The case between the Kirby Estate and Marvel is (finally) over. Really, this time.

Contributed by
Sep 26, 2014

After years and years of trials, appeals, and rumors over what would or would not happen, Jack Kirby's heirs have, at long last, settled out of court with Marvel. 

In case you didn't know, artist and comic legend Jack Kirby is responsible for the creation of many of Marvel's heaviest-hitting characters. The problem is that what Kirby did at the time seems to fall under the auspices of contract work -- meaning, essentially, it doesn't matter what his brain came up with while under contract, because Marvel owns it.

But, with Kirby sadly deceased, his estate and heirs have continued to fight so that Marvel will finally pay up what they feel is due for all those characters ol' King Kirby was responsible for creating.

And while the court process was mostly one hundred miles of bad road, the Kirby estate plugged along. With a potential SCOTUS hearing on the horizon over the possibility that the Kirby estate could legally issue termination notices on 262 of Jack's works, it seems that Marvel has finally given in, at least a little.

In a joint statement, Marvel and the Kirby heirs had this to say:

Marvel and the family of Jack Kirby have amicably resolved their legal disputes, and are looking forward to advancing their shared goal of honoring Mr. Kirby’s significant role in Marvel’s history.
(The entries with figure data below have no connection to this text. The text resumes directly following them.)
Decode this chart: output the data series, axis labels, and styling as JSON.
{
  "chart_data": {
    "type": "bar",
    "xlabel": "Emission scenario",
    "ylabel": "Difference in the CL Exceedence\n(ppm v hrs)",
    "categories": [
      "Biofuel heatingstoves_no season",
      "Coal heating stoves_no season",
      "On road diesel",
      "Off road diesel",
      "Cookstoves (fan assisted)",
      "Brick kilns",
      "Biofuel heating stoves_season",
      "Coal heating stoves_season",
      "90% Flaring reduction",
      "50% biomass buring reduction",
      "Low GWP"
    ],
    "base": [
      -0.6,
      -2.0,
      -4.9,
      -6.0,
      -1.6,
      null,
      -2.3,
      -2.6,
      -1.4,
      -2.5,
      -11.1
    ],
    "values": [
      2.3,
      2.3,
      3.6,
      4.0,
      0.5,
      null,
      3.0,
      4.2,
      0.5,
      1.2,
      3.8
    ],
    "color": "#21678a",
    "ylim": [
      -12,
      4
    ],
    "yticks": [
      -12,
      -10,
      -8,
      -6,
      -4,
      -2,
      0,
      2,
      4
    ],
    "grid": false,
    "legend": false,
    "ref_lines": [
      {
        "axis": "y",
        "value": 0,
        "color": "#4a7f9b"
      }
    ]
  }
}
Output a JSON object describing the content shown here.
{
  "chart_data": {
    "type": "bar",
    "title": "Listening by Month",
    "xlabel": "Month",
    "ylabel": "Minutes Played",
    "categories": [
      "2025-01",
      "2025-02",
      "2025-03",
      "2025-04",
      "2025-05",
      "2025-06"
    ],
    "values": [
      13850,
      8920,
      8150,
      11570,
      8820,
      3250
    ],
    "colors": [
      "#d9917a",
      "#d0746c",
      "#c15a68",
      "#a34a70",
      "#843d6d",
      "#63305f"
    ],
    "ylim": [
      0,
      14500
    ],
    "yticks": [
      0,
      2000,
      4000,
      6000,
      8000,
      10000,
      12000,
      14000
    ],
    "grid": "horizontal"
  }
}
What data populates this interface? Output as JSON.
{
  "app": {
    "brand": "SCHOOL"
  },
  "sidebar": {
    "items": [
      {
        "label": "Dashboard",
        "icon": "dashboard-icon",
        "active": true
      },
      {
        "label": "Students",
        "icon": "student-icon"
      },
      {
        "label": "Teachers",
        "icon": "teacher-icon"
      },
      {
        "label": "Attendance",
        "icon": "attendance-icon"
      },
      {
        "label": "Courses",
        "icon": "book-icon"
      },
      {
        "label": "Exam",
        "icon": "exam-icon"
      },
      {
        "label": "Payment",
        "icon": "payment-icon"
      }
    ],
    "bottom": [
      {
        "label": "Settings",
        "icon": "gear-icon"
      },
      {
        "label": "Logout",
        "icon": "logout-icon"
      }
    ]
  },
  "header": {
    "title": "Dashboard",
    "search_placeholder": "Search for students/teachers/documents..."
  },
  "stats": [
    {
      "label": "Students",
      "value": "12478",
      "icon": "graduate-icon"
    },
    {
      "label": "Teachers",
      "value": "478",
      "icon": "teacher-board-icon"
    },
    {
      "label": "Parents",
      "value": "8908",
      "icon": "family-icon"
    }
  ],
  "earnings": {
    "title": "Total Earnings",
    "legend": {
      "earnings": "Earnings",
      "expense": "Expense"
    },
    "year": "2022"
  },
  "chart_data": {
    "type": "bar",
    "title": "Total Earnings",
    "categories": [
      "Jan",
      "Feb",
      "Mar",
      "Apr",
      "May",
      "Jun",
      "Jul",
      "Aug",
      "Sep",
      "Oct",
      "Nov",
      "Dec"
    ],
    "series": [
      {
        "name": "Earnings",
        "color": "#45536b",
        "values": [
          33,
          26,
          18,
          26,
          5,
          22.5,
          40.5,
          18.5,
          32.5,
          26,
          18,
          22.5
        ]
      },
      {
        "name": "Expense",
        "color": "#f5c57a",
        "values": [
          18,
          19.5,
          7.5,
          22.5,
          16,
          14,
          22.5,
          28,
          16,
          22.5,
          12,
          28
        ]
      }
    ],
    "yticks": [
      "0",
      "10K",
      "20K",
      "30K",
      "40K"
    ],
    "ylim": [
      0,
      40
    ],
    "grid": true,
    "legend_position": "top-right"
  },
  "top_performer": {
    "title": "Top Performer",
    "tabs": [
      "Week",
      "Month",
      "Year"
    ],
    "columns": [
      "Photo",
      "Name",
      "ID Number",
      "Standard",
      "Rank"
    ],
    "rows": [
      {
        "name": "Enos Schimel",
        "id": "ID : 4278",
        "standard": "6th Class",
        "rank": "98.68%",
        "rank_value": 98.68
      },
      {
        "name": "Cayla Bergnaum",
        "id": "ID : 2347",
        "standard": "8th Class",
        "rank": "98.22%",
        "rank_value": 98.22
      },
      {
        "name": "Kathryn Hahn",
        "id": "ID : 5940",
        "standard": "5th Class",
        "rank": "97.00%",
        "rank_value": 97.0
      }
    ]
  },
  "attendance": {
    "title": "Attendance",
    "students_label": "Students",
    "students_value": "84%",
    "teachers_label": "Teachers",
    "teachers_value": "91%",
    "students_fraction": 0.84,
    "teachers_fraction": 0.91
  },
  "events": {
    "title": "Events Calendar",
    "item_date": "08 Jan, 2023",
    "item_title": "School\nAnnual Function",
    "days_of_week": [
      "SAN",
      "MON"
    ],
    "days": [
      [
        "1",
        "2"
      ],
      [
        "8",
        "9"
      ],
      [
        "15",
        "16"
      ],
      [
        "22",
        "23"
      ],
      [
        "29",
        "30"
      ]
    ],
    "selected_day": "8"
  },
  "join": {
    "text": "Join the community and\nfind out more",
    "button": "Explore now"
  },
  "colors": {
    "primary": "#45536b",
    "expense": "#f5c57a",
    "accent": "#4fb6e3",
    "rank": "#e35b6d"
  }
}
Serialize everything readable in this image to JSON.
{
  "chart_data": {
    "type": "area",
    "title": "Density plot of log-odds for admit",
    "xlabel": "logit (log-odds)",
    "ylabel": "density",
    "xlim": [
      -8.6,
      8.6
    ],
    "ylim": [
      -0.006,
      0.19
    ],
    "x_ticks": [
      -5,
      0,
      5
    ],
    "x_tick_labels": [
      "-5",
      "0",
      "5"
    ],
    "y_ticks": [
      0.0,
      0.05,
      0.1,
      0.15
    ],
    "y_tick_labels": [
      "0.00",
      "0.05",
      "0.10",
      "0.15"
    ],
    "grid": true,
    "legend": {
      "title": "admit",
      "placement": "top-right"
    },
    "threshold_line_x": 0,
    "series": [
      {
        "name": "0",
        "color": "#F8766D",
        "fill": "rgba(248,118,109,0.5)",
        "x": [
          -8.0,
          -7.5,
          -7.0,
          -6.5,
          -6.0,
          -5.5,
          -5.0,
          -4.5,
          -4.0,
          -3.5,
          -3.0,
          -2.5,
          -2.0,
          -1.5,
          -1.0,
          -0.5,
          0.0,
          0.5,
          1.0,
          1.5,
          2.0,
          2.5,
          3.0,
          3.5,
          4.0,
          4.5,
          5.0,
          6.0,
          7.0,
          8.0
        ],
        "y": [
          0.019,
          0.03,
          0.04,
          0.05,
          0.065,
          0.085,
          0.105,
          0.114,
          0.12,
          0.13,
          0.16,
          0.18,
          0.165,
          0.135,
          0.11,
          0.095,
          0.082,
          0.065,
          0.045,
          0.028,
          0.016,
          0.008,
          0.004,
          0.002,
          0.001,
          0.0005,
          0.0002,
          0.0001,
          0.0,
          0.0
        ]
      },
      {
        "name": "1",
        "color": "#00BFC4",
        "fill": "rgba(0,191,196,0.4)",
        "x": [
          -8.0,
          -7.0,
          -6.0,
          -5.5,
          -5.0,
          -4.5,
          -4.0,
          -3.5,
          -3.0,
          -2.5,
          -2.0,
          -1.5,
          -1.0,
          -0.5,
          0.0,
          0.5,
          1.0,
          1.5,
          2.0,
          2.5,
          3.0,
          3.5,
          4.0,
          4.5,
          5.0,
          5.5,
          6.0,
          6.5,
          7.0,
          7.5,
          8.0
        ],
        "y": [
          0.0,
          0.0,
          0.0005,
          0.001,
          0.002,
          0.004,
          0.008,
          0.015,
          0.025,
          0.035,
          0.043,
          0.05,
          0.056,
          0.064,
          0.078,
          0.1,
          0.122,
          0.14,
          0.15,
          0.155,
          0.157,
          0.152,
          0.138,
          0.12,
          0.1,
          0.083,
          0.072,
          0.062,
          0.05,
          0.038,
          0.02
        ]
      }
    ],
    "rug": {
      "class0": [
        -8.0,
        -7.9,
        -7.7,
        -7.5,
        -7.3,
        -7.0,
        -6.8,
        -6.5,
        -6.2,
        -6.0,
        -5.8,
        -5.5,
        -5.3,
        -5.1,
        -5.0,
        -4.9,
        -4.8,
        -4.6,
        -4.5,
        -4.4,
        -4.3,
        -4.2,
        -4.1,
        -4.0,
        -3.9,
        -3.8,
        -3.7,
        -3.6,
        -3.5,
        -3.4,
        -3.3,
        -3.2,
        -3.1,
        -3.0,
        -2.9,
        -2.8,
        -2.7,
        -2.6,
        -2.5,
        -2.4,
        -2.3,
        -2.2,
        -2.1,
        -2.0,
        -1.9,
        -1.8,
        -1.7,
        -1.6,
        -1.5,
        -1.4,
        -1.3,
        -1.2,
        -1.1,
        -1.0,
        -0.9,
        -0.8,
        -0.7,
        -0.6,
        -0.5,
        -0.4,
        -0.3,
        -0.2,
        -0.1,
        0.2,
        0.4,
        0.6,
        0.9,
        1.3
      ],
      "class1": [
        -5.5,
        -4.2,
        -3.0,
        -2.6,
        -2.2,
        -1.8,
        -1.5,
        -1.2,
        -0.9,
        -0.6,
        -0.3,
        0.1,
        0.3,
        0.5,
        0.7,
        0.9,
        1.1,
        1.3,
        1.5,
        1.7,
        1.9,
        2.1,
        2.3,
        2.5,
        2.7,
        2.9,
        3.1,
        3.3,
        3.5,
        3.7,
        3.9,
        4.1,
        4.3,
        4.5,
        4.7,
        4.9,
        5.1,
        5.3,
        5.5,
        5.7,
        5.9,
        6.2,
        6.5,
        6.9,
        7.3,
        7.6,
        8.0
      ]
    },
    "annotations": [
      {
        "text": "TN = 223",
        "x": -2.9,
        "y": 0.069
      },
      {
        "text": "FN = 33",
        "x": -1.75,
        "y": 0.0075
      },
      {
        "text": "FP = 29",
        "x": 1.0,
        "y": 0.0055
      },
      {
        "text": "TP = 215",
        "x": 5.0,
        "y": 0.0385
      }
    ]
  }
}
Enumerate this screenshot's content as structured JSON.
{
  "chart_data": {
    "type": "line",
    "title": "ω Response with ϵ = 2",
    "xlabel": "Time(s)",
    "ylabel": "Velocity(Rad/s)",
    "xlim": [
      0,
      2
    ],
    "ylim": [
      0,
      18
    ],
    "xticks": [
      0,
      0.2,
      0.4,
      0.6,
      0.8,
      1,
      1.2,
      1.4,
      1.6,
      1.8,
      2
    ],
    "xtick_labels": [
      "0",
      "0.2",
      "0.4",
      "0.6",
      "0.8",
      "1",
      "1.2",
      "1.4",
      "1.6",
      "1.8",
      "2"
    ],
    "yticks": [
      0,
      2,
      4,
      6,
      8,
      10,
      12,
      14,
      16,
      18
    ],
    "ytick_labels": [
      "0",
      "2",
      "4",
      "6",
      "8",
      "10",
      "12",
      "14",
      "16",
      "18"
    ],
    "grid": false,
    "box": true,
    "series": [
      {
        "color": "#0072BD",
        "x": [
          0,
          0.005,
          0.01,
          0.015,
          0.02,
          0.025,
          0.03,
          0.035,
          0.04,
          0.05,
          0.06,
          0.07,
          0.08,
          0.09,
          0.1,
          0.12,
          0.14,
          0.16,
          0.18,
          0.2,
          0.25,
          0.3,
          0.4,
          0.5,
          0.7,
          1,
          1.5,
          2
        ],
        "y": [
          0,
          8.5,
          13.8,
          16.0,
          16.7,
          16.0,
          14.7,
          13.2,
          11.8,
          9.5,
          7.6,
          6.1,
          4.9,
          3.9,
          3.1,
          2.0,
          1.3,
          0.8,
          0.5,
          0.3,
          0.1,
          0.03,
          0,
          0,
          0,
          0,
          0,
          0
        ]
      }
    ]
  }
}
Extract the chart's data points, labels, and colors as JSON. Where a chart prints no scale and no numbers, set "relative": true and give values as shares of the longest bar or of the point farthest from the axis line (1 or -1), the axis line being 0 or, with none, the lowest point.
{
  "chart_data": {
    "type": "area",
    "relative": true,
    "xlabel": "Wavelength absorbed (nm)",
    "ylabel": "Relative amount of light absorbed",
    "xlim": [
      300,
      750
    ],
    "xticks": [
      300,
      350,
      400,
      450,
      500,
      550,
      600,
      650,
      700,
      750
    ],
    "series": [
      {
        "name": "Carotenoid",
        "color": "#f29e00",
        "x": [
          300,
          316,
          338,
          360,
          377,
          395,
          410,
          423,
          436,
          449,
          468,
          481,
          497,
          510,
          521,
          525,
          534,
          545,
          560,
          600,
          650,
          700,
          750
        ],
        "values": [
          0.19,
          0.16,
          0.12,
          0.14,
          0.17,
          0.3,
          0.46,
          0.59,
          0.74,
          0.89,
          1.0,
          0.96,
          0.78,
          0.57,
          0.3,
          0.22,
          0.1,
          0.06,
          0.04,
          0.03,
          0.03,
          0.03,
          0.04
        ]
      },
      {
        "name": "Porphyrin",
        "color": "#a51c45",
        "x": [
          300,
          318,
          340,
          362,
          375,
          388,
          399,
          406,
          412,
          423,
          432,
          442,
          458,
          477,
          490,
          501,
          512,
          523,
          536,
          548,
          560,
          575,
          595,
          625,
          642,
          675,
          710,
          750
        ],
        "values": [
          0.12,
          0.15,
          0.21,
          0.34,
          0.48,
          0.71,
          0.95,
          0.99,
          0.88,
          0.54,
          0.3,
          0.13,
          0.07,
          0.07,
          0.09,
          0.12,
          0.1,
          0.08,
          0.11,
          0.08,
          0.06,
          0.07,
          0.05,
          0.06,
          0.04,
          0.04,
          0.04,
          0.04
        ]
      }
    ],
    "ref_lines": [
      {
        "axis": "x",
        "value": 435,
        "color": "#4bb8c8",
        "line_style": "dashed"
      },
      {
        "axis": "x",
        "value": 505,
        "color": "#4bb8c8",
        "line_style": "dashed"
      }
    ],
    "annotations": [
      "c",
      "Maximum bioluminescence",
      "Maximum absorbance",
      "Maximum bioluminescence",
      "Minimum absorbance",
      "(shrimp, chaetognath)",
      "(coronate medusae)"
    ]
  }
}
While the specifics of the settlement will likely remain undisclosed, best guess says Marvel and Disney paid the Kirbys a significant sum. Considering there was even a tiny possibility that Marvel could have had to retroactively cough up the dough for most of their hugely successful movies, it makes sense that they finally made a deal. Plus, we imagine the Kirbys are probably exhausted of fighting this lengthy legal battle.

The result? Jack Kirby actually kind of got his due, albeit posthumously. Which isn't an insignificant victory, considering all the other comics creators out there who are hoping they'll finally get paid for adaptations of their work.